Craft a Mini "Pumpkin" Wreath
Although the tiny orange shapes covering this wreath look like diminutive pumpkins, they're actually putka pods. A great stand-in for mini pumpkins, the dried organic seed pods don't deteriorate, so your wreath can be displayed year after year. Make your own with our step-by-step instructions.
Put Nature's Bounty to Work
Go foraging in your backyard to gather the acorns and pine cones needed for this woodsy, budget-friendly wreath. But, free materials mean a little extra prep: To prevent the acorns from molding or any creepy crawlies from appearing, first wash, then bake the acorns on a foil-lined sheet for 1-1/2 to 2 hours in a 200-degree oven. Pine cones are less likely to contain bugs but the sticky sap can make a real mess so place them in the oven with the acorns for the last hour of baking to crystallize the sap. Get step-by-step instructions.
Wreaths Aren't Just for the Outdoors
An inexpensive wreath form, moss and our free printable templates are all you need to create this rustic fall wreath. The paper flowers and banner are cute but definitely not weather-resistant so hang the completed wreath over a mirror in your entry or on a kitchen cupboard to bring a fall touch indoors.
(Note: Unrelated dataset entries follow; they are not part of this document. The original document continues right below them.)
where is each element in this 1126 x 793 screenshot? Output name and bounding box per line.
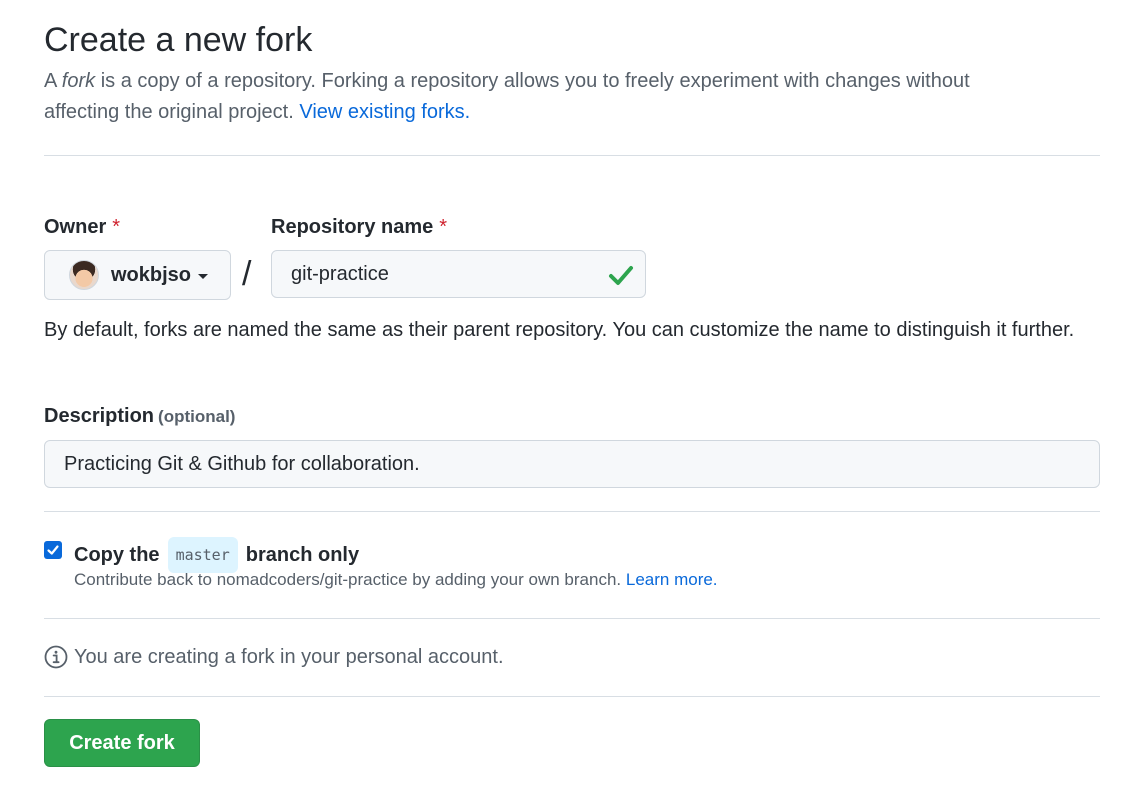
owner-avatar	[69, 260, 99, 290]
repo-name-label-text: Repository name	[271, 216, 434, 238]
page-subtitle: A fork is a copy of a repository. Forkin…	[44, 66, 1044, 128]
owner-name: wokbjso	[111, 263, 192, 286]
contribute-help: Contribute back to nomadcoders/git-pract…	[74, 568, 718, 592]
description-optional: (optional)	[158, 407, 236, 426]
page-title: Create a new fork	[44, 21, 313, 59]
description-label-text: Description	[44, 405, 155, 427]
check-icon	[609, 266, 633, 285]
contribute-text: Contribute back to nomadcoders/git-pract…	[74, 570, 626, 589]
checkbox-check-icon	[47, 545, 59, 555]
repo-name-label: Repository name *	[271, 214, 447, 240]
owner-repo-separator: /	[242, 255, 252, 293]
description-input[interactable]	[44, 440, 1100, 488]
owner-label-text: Owner	[44, 216, 107, 238]
header-divider	[44, 155, 1100, 156]
create-fork-button[interactable]: Create fork	[44, 719, 200, 767]
copy-divider	[44, 618, 1100, 619]
owner-required-mark: *	[112, 216, 121, 238]
copy-suffix: branch only	[245, 544, 360, 566]
personal-account-notice: You are creating a fork in your personal…	[44, 645, 504, 669]
repo-name-help: By default, forks are named the same as …	[44, 319, 1075, 341]
learn-more-link[interactable]: Learn more.	[626, 570, 718, 589]
description-label: Description (optional)	[44, 403, 235, 430]
notice-text: You are creating a fork in your personal…	[74, 645, 504, 668]
view-existing-forks-link[interactable]: View existing forks.	[299, 101, 470, 123]
description-divider	[44, 511, 1100, 512]
subtitle-fork-word: fork	[61, 70, 96, 92]
owner-select-button[interactable]: wokbjso	[44, 250, 231, 300]
info-icon	[44, 645, 68, 669]
repo-name-input[interactable]	[271, 250, 646, 298]
repo-required-mark: *	[439, 216, 448, 238]
copy-prefix: Copy the	[74, 544, 160, 566]
notice-divider	[44, 696, 1100, 697]
subtitle-rest: is a copy of a repository. Forking a rep…	[44, 70, 970, 123]
subtitle-prefix: A	[44, 70, 62, 92]
copy-branch-checkbox[interactable]	[44, 541, 62, 559]
caret-down-icon	[198, 273, 209, 279]
owner-label: Owner *	[44, 214, 120, 240]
Craft a Holiday-Spanning Wreath
Wrap freshly cut magnolia leaves around an inexpensive foam wreath form for a streamlined, modern take on a traditional fall wreath. The leaves will dry in place and turn a gorgeous coppery hue. No need to take this wreath down when you swap out your Thanksgiving decorations for Christmas — just change the ribbon to match your holiday decor. Get step-by-step instructions.
Pile on the (Faux) Pumpkins
Faux pumpkins are useful for so many purposes but they're light weight and long-lasting durability make them an especially great candidate for being turned into a cheery wreath. Hot glue them to a wreath shape cut from plywood or even foamcore for a front door decoration you can craft in minutes. Image courtesy of HGTV Magazine.
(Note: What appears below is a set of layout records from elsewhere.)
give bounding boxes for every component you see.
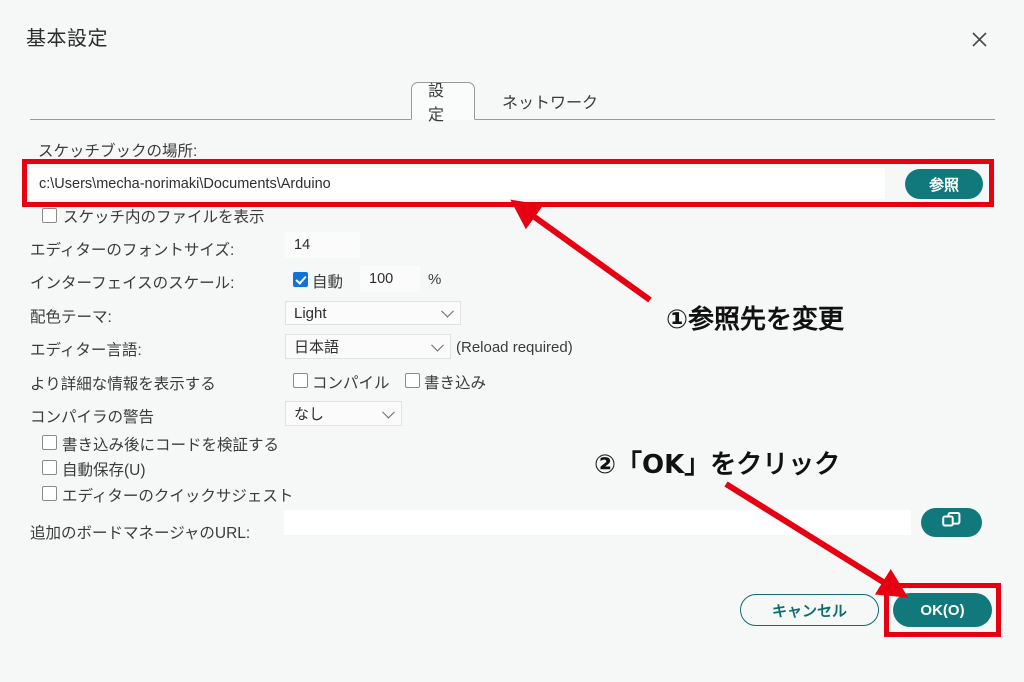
- editor-font-size-label: エディターのフォントサイズ:: [30, 242, 235, 259]
- editor-language-label: エディター言語:: [30, 342, 142, 359]
- verbose-compile-label: コンパイル: [312, 375, 390, 392]
- quick-suggest-label: エディターのクイックサジェスト: [62, 488, 294, 505]
- show-files-in-sketch-label: スケッチ内のファイルを表示: [63, 209, 265, 226]
- color-theme-value: Light: [294, 304, 327, 322]
- interface-scale-label: インターフェイスのスケール:: [30, 275, 235, 292]
- browse-button[interactable]: 参照: [905, 169, 983, 199]
- annotation-label-2: ②「OK」をクリック: [594, 450, 841, 480]
- tab-settings[interactable]: 設定: [411, 82, 475, 124]
- verify-after-upload-checkbox[interactable]: [42, 435, 57, 450]
- interface-scale-auto-label: 自動: [312, 274, 344, 291]
- chevron-down-icon: [431, 338, 444, 352]
- compiler-warnings-value: なし: [294, 406, 325, 423]
- annotation-label-1: ①参照先を変更: [666, 305, 845, 335]
- sketchbook-location-label: スケッチブックの場所:: [38, 143, 198, 160]
- color-theme-label: 配色テーマ:: [30, 309, 112, 326]
- verbose-compile-checkbox[interactable]: [293, 373, 308, 388]
- board-manager-urls-input[interactable]: [284, 510, 911, 535]
- auto-save-label: 自動保存(U): [62, 462, 146, 479]
- compiler-warnings-label: コンパイラの警告: [30, 409, 155, 426]
- settings-form: スケッチブックの場所: c:\Users\mecha-norimaki\Docu…: [0, 0, 1024, 682]
- editor-language-select[interactable]: 日本語: [285, 334, 451, 359]
- interface-scale-auto-checkbox[interactable]: [293, 272, 308, 287]
- show-files-in-sketch-checkbox[interactable]: [42, 208, 57, 223]
- board-manager-urls-edit-button[interactable]: [921, 508, 982, 537]
- interface-scale-unit: %: [428, 271, 442, 288]
- verbose-upload-checkbox[interactable]: [405, 373, 420, 388]
- windows-copy-icon: [942, 512, 961, 533]
- board-manager-urls-label: 追加のボードマネージャのURL:: [30, 525, 251, 542]
- chevron-down-icon: [441, 304, 454, 318]
- verbose-upload-label: 書き込み: [424, 375, 487, 392]
- quick-suggest-checkbox[interactable]: [42, 486, 57, 501]
- editor-language-value: 日本語: [294, 339, 340, 356]
- editor-language-note: (Reload required): [456, 339, 573, 356]
- color-theme-select[interactable]: Light: [285, 301, 461, 325]
- compiler-warnings-select[interactable]: なし: [285, 401, 402, 426]
- editor-font-size-input[interactable]: 14: [285, 232, 360, 258]
- interface-scale-input[interactable]: 100: [360, 266, 420, 292]
- verify-after-upload-label: 書き込み後にコードを検証する: [62, 437, 280, 454]
- preferences-dialog: 基本設定 設定 ネットワーク スケッチブックの場所: c:\Users\mech…: [0, 0, 1024, 682]
- cancel-button[interactable]: キャンセル: [740, 594, 879, 626]
- ok-button[interactable]: OK(O): [893, 593, 992, 627]
- auto-save-checkbox[interactable]: [42, 460, 57, 475]
- chevron-down-icon: [382, 405, 395, 419]
- sketchbook-location-input[interactable]: c:\Users\mecha-norimaki\Documents\Arduin…: [30, 168, 885, 199]
- verbose-output-label: より詳細な情報を表示する: [30, 376, 216, 393]
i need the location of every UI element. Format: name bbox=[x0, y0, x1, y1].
Make a Rectangular Rustic Wreath
Add an earthy touch indoors with this twist on a traditional round fall wreath. Dried mushrooms, moss, seed pods and grasses form the base while russet fresh or faux pears add a pop of fall color. Learn how to make your own.
Give your front door a personalized touch by turning inexpensive craft-store materials into a rustic monogram to take the place of a standard fall wreath. Make your own with our step-by-step instructions.
Try a New Twist on Tradition
Shake up your front door with a square wreath featuring colorful ears of Indian corn. Head to your local craft store for materials then assemble this harvest-themed outdoor decoration in just a few hours. Learn how to make your own.
Brighten Up the Entryway
Wreaths aren't just great as front door decorations, they're also an easy way to add a fall touch to your entryway. Hang one over the mirror or on the back of the front door to quickly deck out your foyer for fall. Get more tips for decorating for fall.
Freshen Up Your Front Door
Variegated croton in saturated shades of green, gold and red surrounded by vibrant mums and pumpkins give HGTV fan gdiveris' front entry a colorful fall pick-me-up. Both plants are perennials and can either be brought indoors to weather the winter or, if you live in a warm climate, planted to add color to your landscape.